Si l'exonération d'IFER ne permettra pas de restaurer la rentabilité du modèle économique des STEP, la commission des finances propose d'adopter cet article sans modification, dans la mesure où l'exonération proposée reste facultative.

I. LE DROIT EXISTANT : SOUMISES À L'IFER AU TITRE DE L'ARTICLE 1519 F DU CGI, LES STEP FONT PARTIE DES SOLUTIONS SUSCEPTIBLES DE DÉVELOPPER LES ÉNERGIES RENOUVELABLES DANS LE MIX ÉNERGÉTIQUE

A. LES STEP ONT UN RÔLE IMPORTANT À JOUER DANS LE DÉVELOPPEMENT DES ÉNERGIES RENOUVELABLES ET LA FLEXIBILITÉ DU SYSTÈME ÉLECTRIQUE

Les STEP sont des installations hydrauliques de stockage centralisé permettant de restituer rapidement de l'électricité . Composées de deux réservoirs situés à des altitudes différentes, elles stockent de l'énergie hydraulique en pompant l'eau du réservoir inférieur vers le réservoir supérieur. En turbinant l'eau du réservoir inférieur vers le réservoir supérieur, elles permettent de restituer de l'électricité en période de pics de consommation.

Par leurs caractéristiques, les STEP offrent des avantages de flexibilité et de meilleure gestion des aléas du système électrique . Outil adapté pour stocker l'électricité excédentaire , les STEP offrent la possibilité de restituer d'importantes quantités d'électricité en période de tension sur la demande.

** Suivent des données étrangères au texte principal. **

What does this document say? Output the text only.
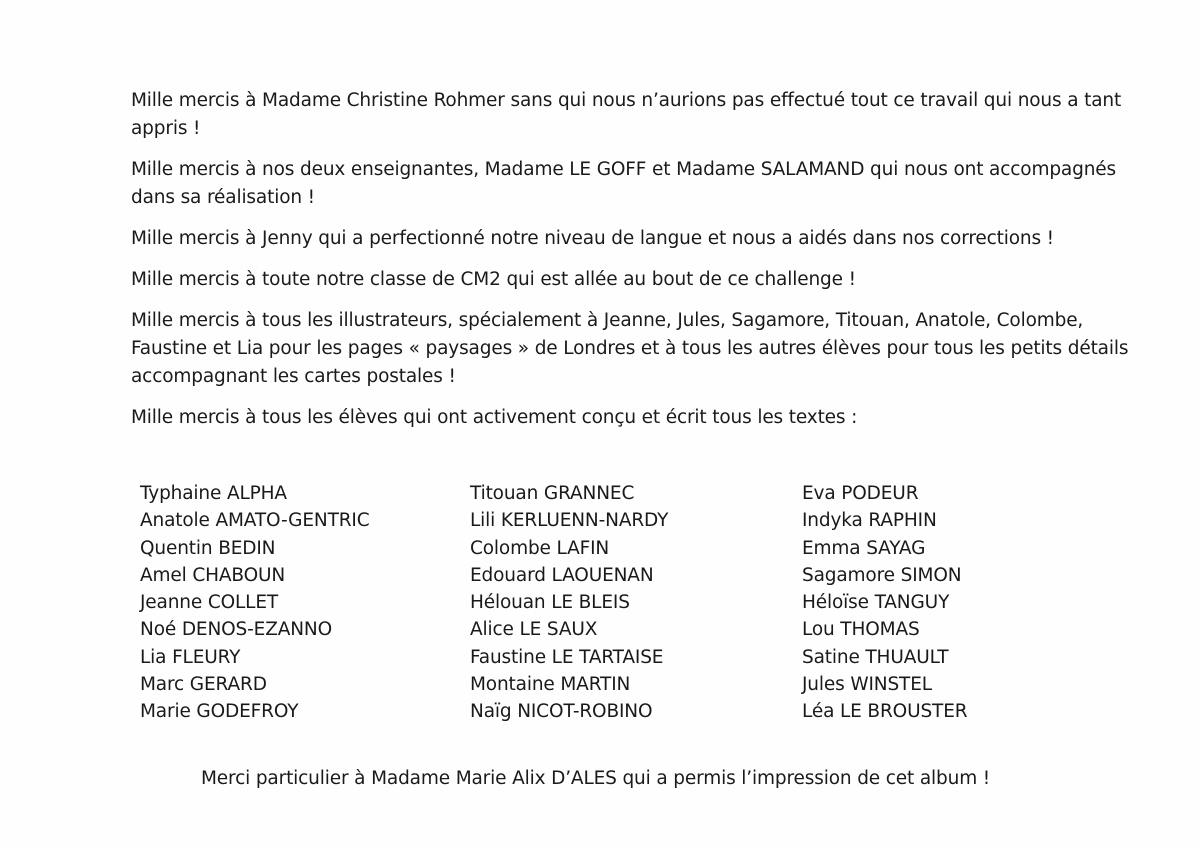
Mille mercis à Madame Christine Rohmer sans qui nous n’aurions pas effectué tout ce travail qui nous a tant appris !

Mille mercis à nos deux enseignantes, Madame LE GOFF et Madame SALAMAND qui nous ont accompagnés dans sa réalisation !

Mille mercis à Jenny qui a perfectionné notre niveau de langue et nous a aidés dans nos corrections !

Mille mercis à toute notre classe de CM2 qui est allée au bout de ce challenge !

Mille mercis à tous les illustrateurs, spécialement à Jeanne, Jules, Sagamore, Titouan, Anatole, Colombe, Faustine et Lia pour les pages « paysages » de Londres et à tous les autres élèves pour tous les petits détails accompagnant les cartes postales !

Mille mercis à tous les élèves qui ont activement conçu et écrit tous les textes :

Typhaine ALPHA
Anatole AMATO-GENTRIC
Quentin BEDIN
Amel CHABOUN
Jeanne COLLET
Noé DENOS-EZANNO
Lia FLEURY
Marc GERARD
Marie GODEFROY
Titouan GRANNEC
Lili KERLUENN-NARDY
Colombe LAFIN
Edouard LAOUENAN
Hélouan LE BLEIS
Alice LE SAUX
Faustine LE TARTAISE
Montaine MARTIN
Naïg NICOT-ROBINO
Eva PODEUR
Indyka RAPHIN
Emma SAYAG
Sagamore SIMON
Héloïse TANGUY
Lou THOMAS
Satine THUAULT
Jules WINSTEL
Léa LE BROUSTER
Merci particulier à Madame Marie Alix D’ALES qui a permis l’impression de cet album !
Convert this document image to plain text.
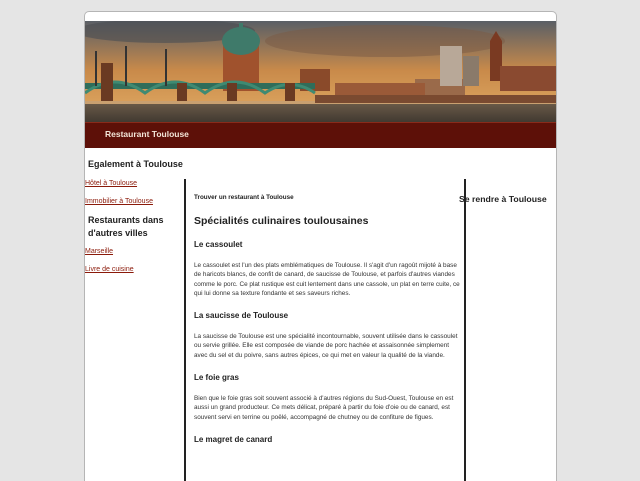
Restaurant Toulouse
Egalement à Toulouse
Hôtel à Toulouse
Immobilier à Toulouse
Restaurants dans d'autres villes
Marseille
Livre de cuisine
Trouver un restaurant à Toulouse
Spécialités culinaires toulousaines
Le cassoulet

Le cassoulet est l'un des plats emblématiques de Toulouse. Il s'agit d'un ragoût mijoté à base de haricots blancs, de confit de canard, de saucisse de Toulouse, et parfois d'autres viandes comme le porc. Ce plat rustique est cuit lentement dans une cassole, un plat en terre cuite, ce qui lui donne sa texture fondante et ses saveurs riches.

La saucisse de Toulouse

La saucisse de Toulouse est une spécialité incontournable, souvent utilisée dans le cassoulet ou servie grillée. Elle est composée de viande de porc hachée et assaisonnée simplement avec du sel et du poivre, sans autres épices, ce qui met en valeur la qualité de la viande.

Le foie gras

Bien que le foie gras soit souvent associé à d'autres régions du Sud-Ouest, Toulouse en est aussi un grand producteur. Ce mets délicat, préparé à partir du foie d'oie ou de canard, est souvent servi en terrine ou poêlé, accompagné de chutney ou de confiture de figues.

Le magret de canard
Se rendre à Toulouse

Aujourd'hui, en cas de nécessité, les STEP françaises peuvent mobiliser une puissance de quatre gigawatts (GW) en moins de dix minutes . Les besoins de flexibilité apparaissent très corrélés au développement des énergies renouvelables intermittentes (éolienne et photovoltaïque). À mesure que ces énergies prennent une part plus importante dans le mix énergétique, le besoin de flexibilité s'accroit.

Six STEP 17 ( * ) sont actuellement en service en France pour une puissance installée d'environ cinq GW, soit environ 17 % de la puissance hydroélectrique totale installée en France. EDF hydro exploite ces six STEP. Elles génèrent en moyenne une production hydroélectrique de 5 térawattheure (TWh) par an .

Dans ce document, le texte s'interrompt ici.